On Thursday, 4 September, designer Ülkühan Akgül presented his debut collection Etnisch Profiteren at the Hollandsche Manege during Amsterdam Fashion Week. Within a venue that itself embodies the tension between labour and spectacle, Akgül staged a show that resisted easy beauty in favour of a layered confrontation: who profits when cultural identity becomes currency?

The show opened with weighted LEGO armour over azure-blue tights and SpongeBob-yellow knickers. What at first recalled childhood toys revealed itself as a rigid monument: corporate legitimacy, pixelated and petrified, endured rather than worn.

Across looks, the body was distorted into protest. Spiked foam dresses with exaggerated hips reclaimed space. A leather silhouette, cut into the form of a shovel, became both skin and tool, weaponised by labour. A chest weighed down by medals swelled above bloated trousers, parodying corporate reward systems. A “Diversity Hire” tank was paired with a heavy 3D-printed LEGO pencil skirt, making it impossible for the wearer to perform lightly. A bubble skirt encrusted with tourist-shop pins turned each step into a struggle. Plastered bordeaux shorts, clinging as if still wet, were cinched with a corset back.

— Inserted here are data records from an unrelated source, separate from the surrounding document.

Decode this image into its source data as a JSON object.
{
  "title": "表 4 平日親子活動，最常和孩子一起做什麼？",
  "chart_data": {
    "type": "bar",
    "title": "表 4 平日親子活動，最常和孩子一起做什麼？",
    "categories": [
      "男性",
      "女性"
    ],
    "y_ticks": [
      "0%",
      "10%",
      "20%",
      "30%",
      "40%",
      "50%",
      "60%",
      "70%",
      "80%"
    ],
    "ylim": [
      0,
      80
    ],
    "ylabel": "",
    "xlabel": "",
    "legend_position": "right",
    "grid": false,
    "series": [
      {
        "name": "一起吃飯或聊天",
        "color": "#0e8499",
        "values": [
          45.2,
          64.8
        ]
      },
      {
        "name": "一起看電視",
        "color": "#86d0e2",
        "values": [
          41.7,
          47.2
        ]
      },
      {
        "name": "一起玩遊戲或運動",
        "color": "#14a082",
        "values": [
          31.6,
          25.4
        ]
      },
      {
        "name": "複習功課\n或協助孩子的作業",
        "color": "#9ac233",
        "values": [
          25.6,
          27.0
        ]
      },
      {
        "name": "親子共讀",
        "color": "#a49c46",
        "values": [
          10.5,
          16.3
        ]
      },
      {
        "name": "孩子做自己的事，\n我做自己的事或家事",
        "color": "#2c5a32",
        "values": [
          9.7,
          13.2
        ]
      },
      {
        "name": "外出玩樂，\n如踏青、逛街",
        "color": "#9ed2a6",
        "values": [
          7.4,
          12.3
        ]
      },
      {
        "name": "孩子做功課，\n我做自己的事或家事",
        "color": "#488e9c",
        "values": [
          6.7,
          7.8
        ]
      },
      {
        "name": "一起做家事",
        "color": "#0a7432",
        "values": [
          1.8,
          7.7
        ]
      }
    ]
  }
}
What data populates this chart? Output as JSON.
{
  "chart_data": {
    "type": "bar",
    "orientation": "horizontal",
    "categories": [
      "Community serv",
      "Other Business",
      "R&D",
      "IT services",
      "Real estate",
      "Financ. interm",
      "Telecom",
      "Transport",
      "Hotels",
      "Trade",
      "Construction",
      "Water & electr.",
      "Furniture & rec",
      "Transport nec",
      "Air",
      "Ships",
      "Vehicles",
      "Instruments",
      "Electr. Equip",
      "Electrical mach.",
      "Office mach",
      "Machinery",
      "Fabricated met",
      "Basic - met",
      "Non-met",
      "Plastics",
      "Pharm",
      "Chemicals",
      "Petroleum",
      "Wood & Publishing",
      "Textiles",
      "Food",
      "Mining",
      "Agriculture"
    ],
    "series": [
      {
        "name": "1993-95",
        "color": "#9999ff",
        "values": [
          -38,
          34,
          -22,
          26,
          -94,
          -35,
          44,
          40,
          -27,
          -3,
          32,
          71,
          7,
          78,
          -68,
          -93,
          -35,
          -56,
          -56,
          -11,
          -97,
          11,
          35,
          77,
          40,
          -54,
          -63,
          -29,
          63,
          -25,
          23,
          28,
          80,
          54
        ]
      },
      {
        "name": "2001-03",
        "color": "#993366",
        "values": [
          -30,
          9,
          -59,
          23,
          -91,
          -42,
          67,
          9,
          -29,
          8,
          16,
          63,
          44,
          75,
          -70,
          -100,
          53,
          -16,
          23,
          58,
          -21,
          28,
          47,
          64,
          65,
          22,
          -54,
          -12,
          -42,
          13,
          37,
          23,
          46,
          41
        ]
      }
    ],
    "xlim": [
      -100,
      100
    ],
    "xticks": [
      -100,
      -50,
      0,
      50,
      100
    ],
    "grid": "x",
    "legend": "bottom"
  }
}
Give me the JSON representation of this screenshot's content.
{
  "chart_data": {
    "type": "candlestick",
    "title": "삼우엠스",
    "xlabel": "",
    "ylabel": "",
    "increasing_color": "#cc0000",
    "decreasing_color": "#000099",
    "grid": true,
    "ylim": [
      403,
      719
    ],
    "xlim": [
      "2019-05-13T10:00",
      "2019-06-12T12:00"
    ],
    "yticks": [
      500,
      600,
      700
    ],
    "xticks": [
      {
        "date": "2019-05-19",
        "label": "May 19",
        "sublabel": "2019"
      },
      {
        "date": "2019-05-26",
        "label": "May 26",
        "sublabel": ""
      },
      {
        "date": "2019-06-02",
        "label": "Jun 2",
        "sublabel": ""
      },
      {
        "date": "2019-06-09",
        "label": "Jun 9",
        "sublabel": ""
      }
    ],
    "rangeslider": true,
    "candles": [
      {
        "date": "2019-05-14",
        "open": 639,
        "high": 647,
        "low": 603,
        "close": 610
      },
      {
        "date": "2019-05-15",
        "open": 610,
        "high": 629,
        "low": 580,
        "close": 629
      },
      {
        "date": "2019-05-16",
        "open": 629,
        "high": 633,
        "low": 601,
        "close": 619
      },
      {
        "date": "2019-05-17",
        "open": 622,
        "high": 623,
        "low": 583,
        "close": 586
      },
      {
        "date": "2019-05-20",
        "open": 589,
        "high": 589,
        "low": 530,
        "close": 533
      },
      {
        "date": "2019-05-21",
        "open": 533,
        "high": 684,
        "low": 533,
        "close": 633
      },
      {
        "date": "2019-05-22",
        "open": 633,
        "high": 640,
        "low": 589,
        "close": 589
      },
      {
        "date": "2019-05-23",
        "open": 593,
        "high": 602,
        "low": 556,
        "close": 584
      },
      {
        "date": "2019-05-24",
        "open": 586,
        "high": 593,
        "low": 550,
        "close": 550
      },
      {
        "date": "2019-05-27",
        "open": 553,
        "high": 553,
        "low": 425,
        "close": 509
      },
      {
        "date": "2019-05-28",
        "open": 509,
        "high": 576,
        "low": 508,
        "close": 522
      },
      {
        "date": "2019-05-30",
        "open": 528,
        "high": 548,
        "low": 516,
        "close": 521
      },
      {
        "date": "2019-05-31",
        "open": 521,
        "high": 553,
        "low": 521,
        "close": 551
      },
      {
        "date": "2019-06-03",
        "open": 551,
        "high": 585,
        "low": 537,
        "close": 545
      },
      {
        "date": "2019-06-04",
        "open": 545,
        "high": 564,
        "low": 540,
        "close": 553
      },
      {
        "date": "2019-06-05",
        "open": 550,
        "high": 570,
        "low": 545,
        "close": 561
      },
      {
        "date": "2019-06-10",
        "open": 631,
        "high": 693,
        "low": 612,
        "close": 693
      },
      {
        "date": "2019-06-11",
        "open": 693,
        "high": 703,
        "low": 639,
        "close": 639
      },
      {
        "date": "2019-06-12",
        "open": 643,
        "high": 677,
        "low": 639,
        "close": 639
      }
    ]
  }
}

Even fashion’s most enduring codes were unsettled. The little black dress appeared in upcycled fake grass. Its elegance mocked itself: an inside job dressed for acceptance, ready to vanish into curated greenery. Bags made of garden stones weighed down arms, and a cardboard crown topped with a blond quiff mocked power and its ornamentation.

Akgül’s debut drew allure and abrasion into the same frame, forcing the audience to sit with discomfort: garments that attracted and repelled, bodies silenced yet screaming, beauty that mocked its own exploitation. It was a debut that refused to flatter, insisting instead on the endurance of weight, labour, and truth. A fuck-you to fashion snobs, a genius endeavour into parodic couture. Akgül might still be green, but he’s already fluent enough in fashion codes to twist them to his hand.